PhysioJEPA: Joint Embedding Representations of Physiological Signals for Real Time Risk Estimation in the Intensive Care Unit
Keywords: physiological signals, representation learning, foundation model, transformer, JEPA, critical care, risk estimation
TL;DR: PhysioJEPA learns representations of bedside monitoring physiological signal data via a JEPA learning procedure and frozen representations can be finetuned to estimate risk for hypotension and shock in critical care settings.

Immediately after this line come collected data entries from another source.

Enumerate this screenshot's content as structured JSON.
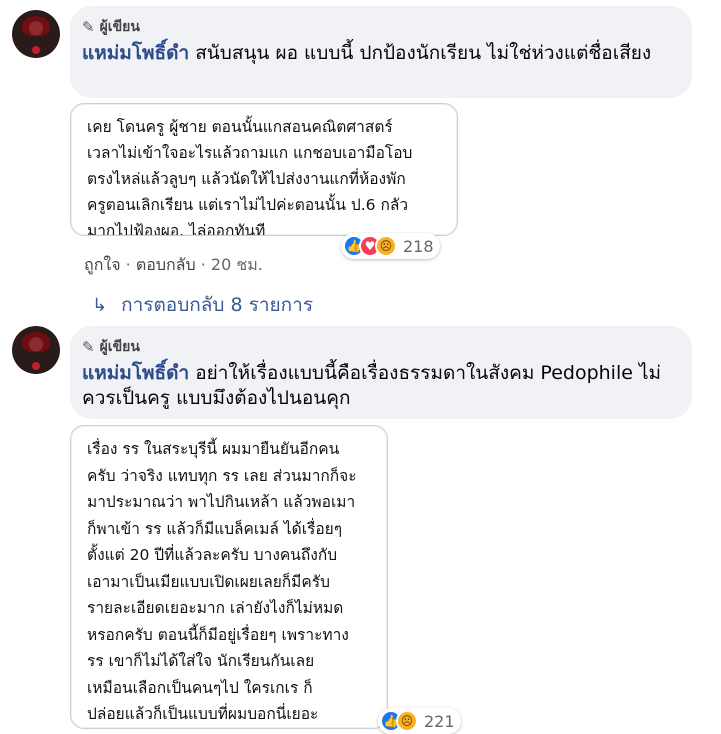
{
  "comments": [
    {
      "badge": "ผู้เขียน",
      "author": "แหม่มโพธิ์ดำ",
      "text": " สนับสนุน ผอ แบบนี้ ปกป้องนักเรียน ไม่ใช่ห่วงแต่ชื่อเสียง",
      "screenshot_text": "เคย โดนครู ผู้ชาย ตอนนั้นแกสอนคณิตศาสตร์\nเวลาไม่เข้าใจอะไรแล้วถามแก  แกชอบเอามือโอบ\nตรงไหล่แล้วลูบๆ  แล้วนัดให้ไปส่งงานแกที่ห้องพัก\nครูตอนเลิกเรียน แต่เราไม่ไปค่ะตอนนั้น ป.6 กลัว\nมากไปฟ้องผอ. ไล่ออกทันที",
      "reaction_count": "218",
      "like_label": "ถูกใจ",
      "reply_label": "ตอบกลับ",
      "time": "20 ชม.",
      "replies_link": "การตอบกลับ 8 รายการ"
    },
    {
      "badge": "ผู้เขียน",
      "author": "แหม่มโพธิ์ดำ",
      "text": " อย่าให้เรื่องแบบนี้คือเรื่องธรรมดาในสังคม Pedophile ไม่ควรเป็นครู แบบมึงต้องไปนอนคุก",
      "screenshot_text": "เรื่อง รร ในสระบุรีนี้ ผมมายืนยันอีกคน\nครับ ว่าจริง แทบทุก รร เลย ส่วนมากก็จะ\nมาประมาณว่า พาไปกินเหล้า แล้วพอเมา\nก็พาเข้า รร แล้วก็มีแบล็คเมล์ ได้เรื่อยๆ\nตั้งแต่ 20 ปีที่แล้วละครับ บางคนถึงกับ\nเอามาเป็นเมียแบบเปิดเผยเลยก็มีครับ\nรายละเอียดเยอะมาก เล่ายังไงก็ไม่หมด\nหรอกครับ ตอนนี้ก็มีอยู่เรื่อยๆ เพราะทาง\nรร เขาก็ไม่ได้ใส่ใจ นักเรียนกันเลย\nเหมือนเลือกเป็นคนๆไป ใครเกเร ก็\nปล่อยแล้วก็เป็นแบบที่ผมบอกนี่เยอะ",
      "reaction_count": "221"
    }
  ]
}
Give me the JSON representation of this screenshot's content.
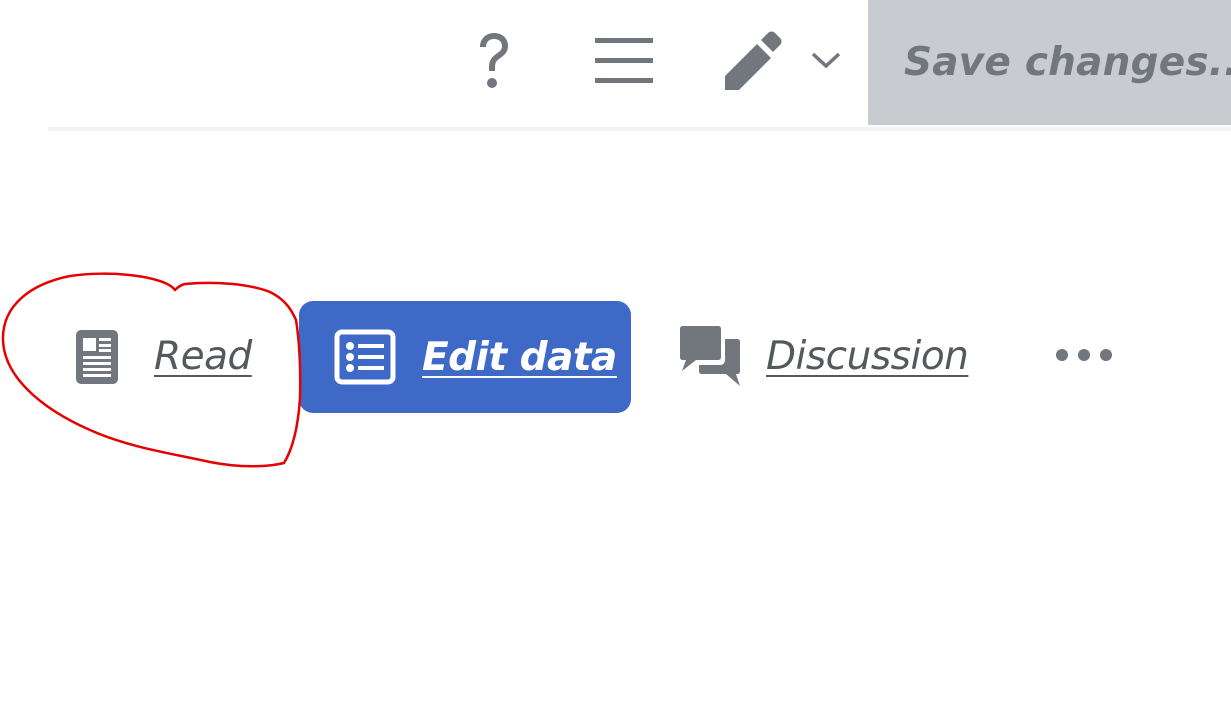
{
  "toolbar": {
    "help_icon": "help-icon",
    "menu_icon": "hamburger-menu-icon",
    "edit_icon": "pencil-icon",
    "dropdown_icon": "chevron-down-icon",
    "save_label": "Save changes..."
  },
  "tabs": [
    {
      "label": "Read",
      "icon": "document-icon",
      "selected": false
    },
    {
      "label": "Edit data",
      "icon": "list-icon",
      "selected": true
    },
    {
      "label": "Discussion",
      "icon": "speech-bubbles-icon",
      "selected": false
    }
  ],
  "more_icon": "ellipsis-icon",
  "colors": {
    "icon_gray": "#72777d",
    "tab_text": "#54595d",
    "selected_tab_bg": "#3e69c6",
    "save_button_bg": "#c8ccd1",
    "annotation_red": "#e60000"
  }
}
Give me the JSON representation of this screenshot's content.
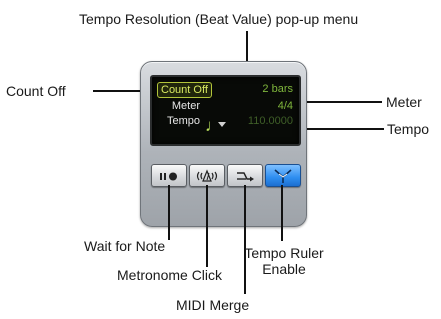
{
  "callouts": {
    "tempo_resolution": "Tempo Resolution (Beat Value) pop-up menu",
    "count_off": "Count Off",
    "meter": "Meter",
    "tempo": "Tempo",
    "wait_for_note": "Wait for Note",
    "metronome_click": "Metronome Click",
    "midi_merge": "MIDI Merge",
    "tempo_ruler_line1": "Tempo Ruler",
    "tempo_ruler_line2": "Enable"
  },
  "display": {
    "count_off_label": "Count Off",
    "count_off_value": "2 bars",
    "meter_label": "Meter",
    "meter_value": "4/4",
    "tempo_label": "Tempo",
    "tempo_value": "110.0000",
    "beat_value_icon": "quarter-note-icon"
  },
  "buttons": [
    {
      "name": "wait-for-note",
      "icon": "pause-record-icon",
      "active": false
    },
    {
      "name": "metronome-click",
      "icon": "metronome-icon",
      "active": false
    },
    {
      "name": "midi-merge",
      "icon": "merge-arrow-icon",
      "active": false
    },
    {
      "name": "tempo-ruler-enable",
      "icon": "conductor-icon",
      "active": true
    }
  ],
  "colors": {
    "lcd_background": "#080a07",
    "lcd_value": "#7fb63c",
    "count_off_highlight": "#d9ea62",
    "active_button": "#2e8ef0"
  }
}
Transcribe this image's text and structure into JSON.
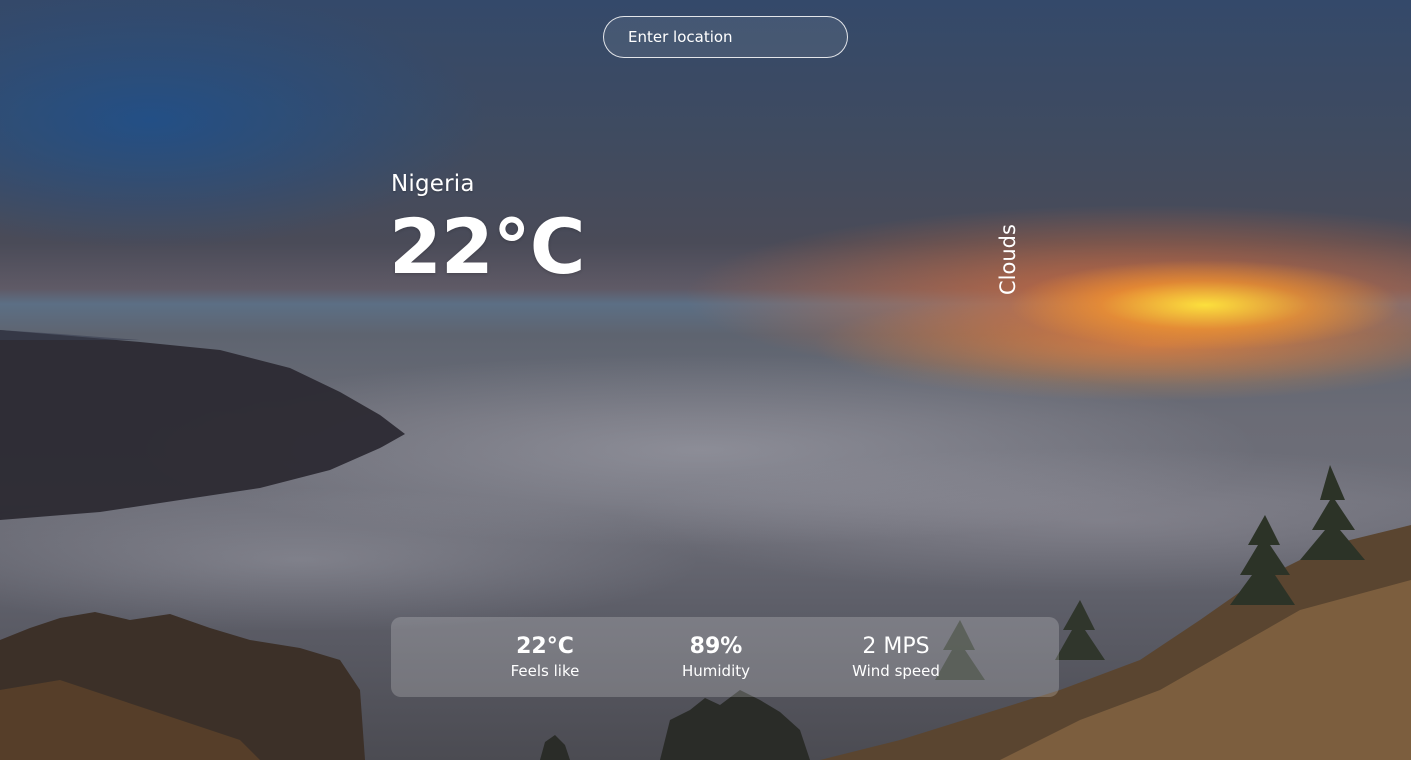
{
  "search": {
    "placeholder": "Enter location",
    "value": ""
  },
  "weather": {
    "location": "Nigeria",
    "temperature": "22°C",
    "condition": "Clouds"
  },
  "details": [
    {
      "value": "22°C",
      "label": "Feels like"
    },
    {
      "value": "89%",
      "label": "Humidity"
    },
    {
      "value": "2 MPS",
      "label": "Wind speed"
    }
  ]
}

Abstract: Self-supervised learning of multichannel, high-frequency physiological signals is largely unexplored, despite their potential for critical care applications. We present PhysioJEPA, the first joint embedding predicting architecture (JEPA) designed for multichannel physiological signals from critical care bedside monitoring devices. PhysioJEPA learns representations from 30-minute segments of physiological signals from three channels: arterial blood pressure, electrocardiography lead II, and photoplethysmography, using the MIMIC-III Waveform Database. Trained on over 10.7 million minutes of arterial blood pressure, electrocardiography lead II, and photoplethysmography from 4,282 intensive care unit stays (N=2,631 patients), PhysioJEPA's learned representations can be finetuned to estimate 5-minute risk of hypotension (AUROC = 0.83 [Confidence Interval or CI 0.83-0.84]) and shock index (AUROC = 0.95 [0.95-0.96]) improving performance over a supervised convolutional baseline (AUROC = 0.78 [0.78-0.78] and 0.95 [0.95-0.95] for hypotension and shock index, respectively). Furthermore, it generalized to an external cohort from the Mount Sinai Health System (AUROC = 0.78 [0.78-0.78] and 0.92 [0.92-0.93]). These results suggest that self-supervised JEPA representation learning is a promising approach for critical care signal data.